Cosi being the last of Mozart's operas in collaboration with da Ponte, it has some of the most heaven-sent music set to a witty libretto, however the theme of infidelity did not go down well in its history to date. But here, we have a performance of such intensity and profundity, played and sung to perfection, it is hard to resist temptation.
Fiordiligi is perhaps the Mozart role every soprano dreams of singing. Two great arias to win the crowds over with, and major contributions in incisive and witty ensembles and suspense-filled finales, Fiordiligi is a demanding role. However, no other role is as rewarding. The music is gorgeous, possibly Mozart's best.
Caballe's reading of Fiordiligi shows us the ideal when a singer is perfectly in synchronisation with the character and is suited to a role. Her singing harks back to an era gone by, of musical intellect, of profound understanding, of inate musicality and unparalled technical prowess.

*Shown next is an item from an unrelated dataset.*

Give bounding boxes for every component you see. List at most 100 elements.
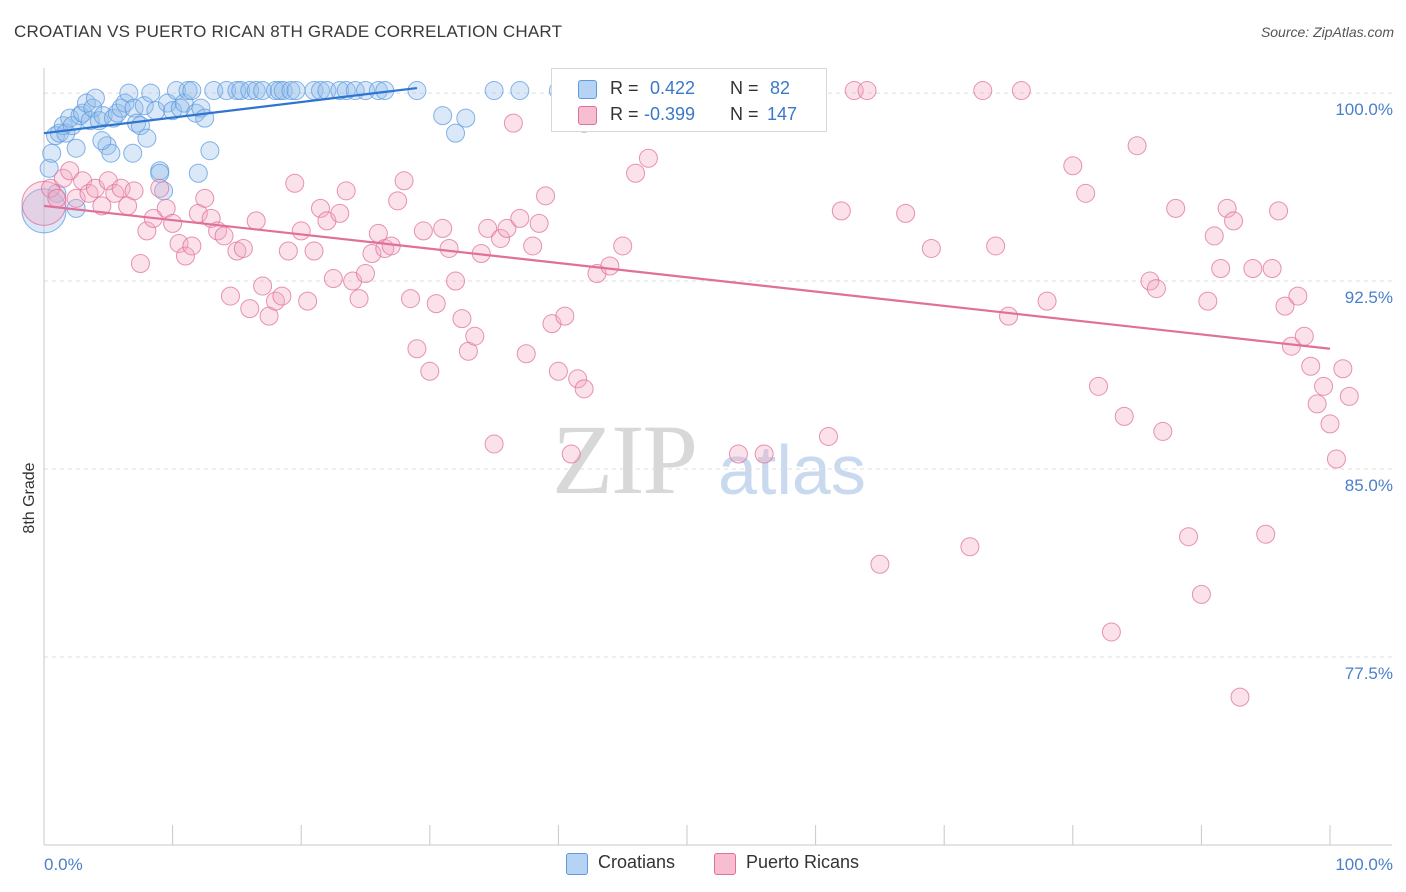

Her gloriously sung Fiordiligi is aided and abetted by her beautiful voice, pouring forth note after note and phrase after phrase of sublime molten gold.
In the test aria, Come scoglio", she works around the technicalities and hurdles of the piece and delivers an effortlessly accomplished and beautiful redition. "Per pieta" shows her to further advantage where she excels in her long-breathed phrasing of the music with her trademark piano singing.

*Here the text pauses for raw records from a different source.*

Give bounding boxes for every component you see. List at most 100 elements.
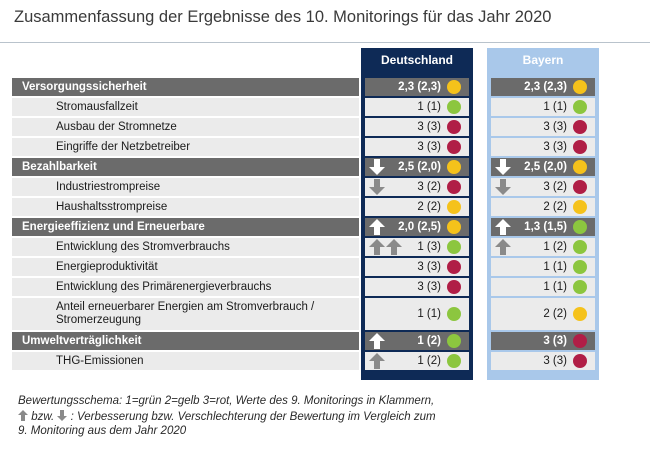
indicator-label: Eingriffe der Netzbetreiber	[56, 141, 191, 153]
bayern-cell: 3 (3)	[491, 332, 595, 350]
rating-dot-green	[447, 100, 461, 114]
down-arrow-icon	[57, 410, 68, 424]
row-label-cell: Bezahlbarkeit	[12, 158, 359, 176]
rating-value: 2 (2)	[417, 201, 441, 213]
rating-value: 2,5 (2,0)	[398, 161, 441, 173]
title-divider	[0, 42, 650, 43]
deutschland-cell: 3 (3)	[365, 138, 469, 156]
rating-value: 3 (3)	[417, 121, 441, 133]
rating-value: 2,3 (2,3)	[398, 81, 441, 93]
section-row: Energieeffizienz und Erneuerbare 2,0 (2,5…	[0, 218, 650, 236]
table-row: Ausbau der Stromnetze 3 (3) 3 (3)	[0, 118, 650, 136]
rating-dot-green	[573, 220, 587, 234]
deutschland-cell: 1 (2)	[365, 352, 469, 370]
legend-line-1: Bewertungsschema: 1=grün 2=gelb 3=rot, W…	[18, 395, 435, 407]
rating-dot-green	[573, 240, 587, 254]
rating-value: 3 (3)	[417, 281, 441, 293]
rating-dot-red	[447, 120, 461, 134]
column-header-deutschland: Deutschland	[380, 53, 453, 67]
deutschland-cell: 1 (3)	[365, 238, 469, 256]
up-arrow-icon	[369, 333, 385, 349]
deutschland-cell: 3 (2)	[365, 178, 469, 196]
table-row: THG-Emissionen 1 (2) 3 (3)	[0, 352, 650, 370]
table-row: Energieproduktivität 3 (3) 1 (1)	[0, 258, 650, 276]
rating-dot-red	[447, 180, 461, 194]
table-row: Eingriffe der Netzbetreiber 3 (3) 3 (3)	[0, 138, 650, 156]
rating-value: 1 (1)	[543, 281, 567, 293]
rating-value: 1 (1)	[417, 101, 441, 113]
indicator-label: Haushaltsstrompreise	[56, 201, 168, 213]
table-row: Anteil erneuerbarer Energien am Stromver…	[0, 298, 650, 330]
section-label: Energieeffizienz und Erneuerbare	[22, 221, 205, 233]
rating-value: 1 (2)	[543, 241, 567, 253]
down-arrow-icon	[495, 179, 511, 195]
row-label-cell: Anteil erneuerbarer Energien am Stromver…	[12, 298, 359, 330]
trend-arrows	[369, 332, 385, 350]
rating-dot-green	[447, 354, 461, 368]
rating-value: 3 (2)	[543, 181, 567, 193]
deutschland-cell: 3 (3)	[365, 278, 469, 296]
table-row: Entwicklung des Primärenergieverbrauchs 3…	[0, 278, 650, 296]
up-arrow-icon	[369, 353, 385, 369]
up-arrow-icon	[495, 219, 511, 235]
section-row: Bezahlbarkeit 2,5 (2,0) 2,5 (2,0)	[0, 158, 650, 176]
rating-dot-green	[447, 334, 461, 348]
legend-line-2: bzw. : Verbesserung bzw. Verschlechterun…	[18, 410, 436, 424]
rating-value: 3 (3)	[543, 335, 567, 347]
rating-dot-red	[573, 140, 587, 154]
bayern-cell: 2 (2)	[491, 198, 595, 216]
indicator-label: Energieproduktivität	[56, 261, 158, 273]
legend-line-3: 9. Monitoring aus dem Jahr 2020	[18, 425, 187, 437]
section-row: Umweltverträglichkeit 1 (2) 3 (3)	[0, 332, 650, 350]
up-arrow-icon	[369, 239, 385, 255]
row-label-cell: Umweltverträglichkeit	[12, 332, 359, 350]
rating-dot-yellow	[447, 160, 461, 174]
rating-value: 2 (2)	[543, 201, 567, 213]
rating-dot-green	[447, 240, 461, 254]
rating-value: 3 (3)	[543, 355, 567, 367]
row-label-cell: Entwicklung des Primärenergieverbrauchs	[12, 278, 359, 296]
table-row: Stromausfallzeit 1 (1) 1 (1)	[0, 98, 650, 116]
rating-dot-green	[573, 280, 587, 294]
row-label-cell: Eingriffe der Netzbetreiber	[12, 138, 359, 156]
trend-arrows	[495, 218, 511, 236]
indicator-label: Entwicklung des Stromverbrauchs	[56, 241, 230, 253]
table-row: Entwicklung des Stromverbrauchs 1 (3) 1 (2…	[0, 238, 650, 256]
rating-dot-yellow	[573, 80, 587, 94]
bayern-cell: 1,3 (1,5)	[491, 218, 595, 236]
deutschland-cell: 1 (2)	[365, 332, 469, 350]
rating-dot-red	[573, 354, 587, 368]
trend-arrows	[369, 178, 385, 196]
rating-dot-green	[447, 307, 461, 321]
trend-arrows	[369, 218, 385, 236]
rating-value: 1 (2)	[417, 355, 441, 367]
bayern-cell: 3 (3)	[491, 118, 595, 136]
rating-dot-red	[573, 334, 587, 348]
page-title: Zusammenfassung der Ergebnisse des 10. M…	[14, 8, 552, 26]
bayern-cell: 2,5 (2,0)	[491, 158, 595, 176]
legend-connector: bzw.	[31, 411, 55, 423]
rating-dot-yellow	[573, 160, 587, 174]
section-label: Bezahlbarkeit	[22, 161, 97, 173]
rating-value: 1,3 (1,5)	[524, 221, 567, 233]
trend-arrows	[369, 238, 402, 256]
down-arrow-icon	[369, 179, 385, 195]
rating-value: 1 (3)	[417, 241, 441, 253]
section-label: Versorgungssicherheit	[22, 81, 147, 93]
rating-dot-red	[447, 280, 461, 294]
rating-value: 3 (3)	[543, 141, 567, 153]
row-label-cell: Ausbau der Stromnetze	[12, 118, 359, 136]
bayern-cell: 1 (1)	[491, 98, 595, 116]
bayern-cell: 2,3 (2,3)	[491, 78, 595, 96]
row-label-cell: Versorgungssicherheit	[12, 78, 359, 96]
rating-value: 2,0 (2,5)	[398, 221, 441, 233]
rating-value: 1 (2)	[417, 335, 441, 347]
bayern-cell: 1 (1)	[491, 278, 595, 296]
row-label-cell: Energieeffizienz und Erneuerbare	[12, 218, 359, 236]
rating-value: 1 (1)	[543, 261, 567, 273]
rating-value: 3 (3)	[543, 121, 567, 133]
indicator-label: Entwicklung des Primärenergieverbrauchs	[56, 281, 272, 293]
rating-dot-yellow	[447, 200, 461, 214]
trend-arrows	[369, 352, 385, 370]
up-arrow-icon	[369, 219, 385, 235]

With Dame Janet Baker as Dorabella, this performance gains yet another asset. Her foundation in Mozart is as good as it gets, with her intense potrait of Dorabella compared to Caballe's more bouyant Fiordiligi. She sings with that dark-toned voice of great beauty and intensity that results in one of the best pairings of the sisters on record.
The role of the lovers, Ferrando and Guglielmo, are taken by Nicolai Gedda and Wladimiro Ganzarolli. Gedda gives a refined reading of "Un aura amorosa" and wins us over with his Ferrando. On the other hand, the smug Guglielmo is sung by Ganzarolli who sings with aplomb and gusto.
As an ensemble opera, all the six characters are important and bear the success of the opera on their shoulders. Ileana Cotrubas as Despina gives an impassioned performance and her inpersonations of the doctor and the notary are given delightful voices. As the cynical Don Alfonso, Richard Van Allan gives the old philosopher a character well-fleshed out.
This recording is one of the most beautifully sung and well recorded. The ensembles show all the principles singing with understanding of the roles. The Royal Opera House Orchestra and Chorus under the baton of Sir Colin Davis with the accompaniment of John Constable completes the picture. A picture of a recording that is a worthy addition to any opera library. Mozart would have loved this!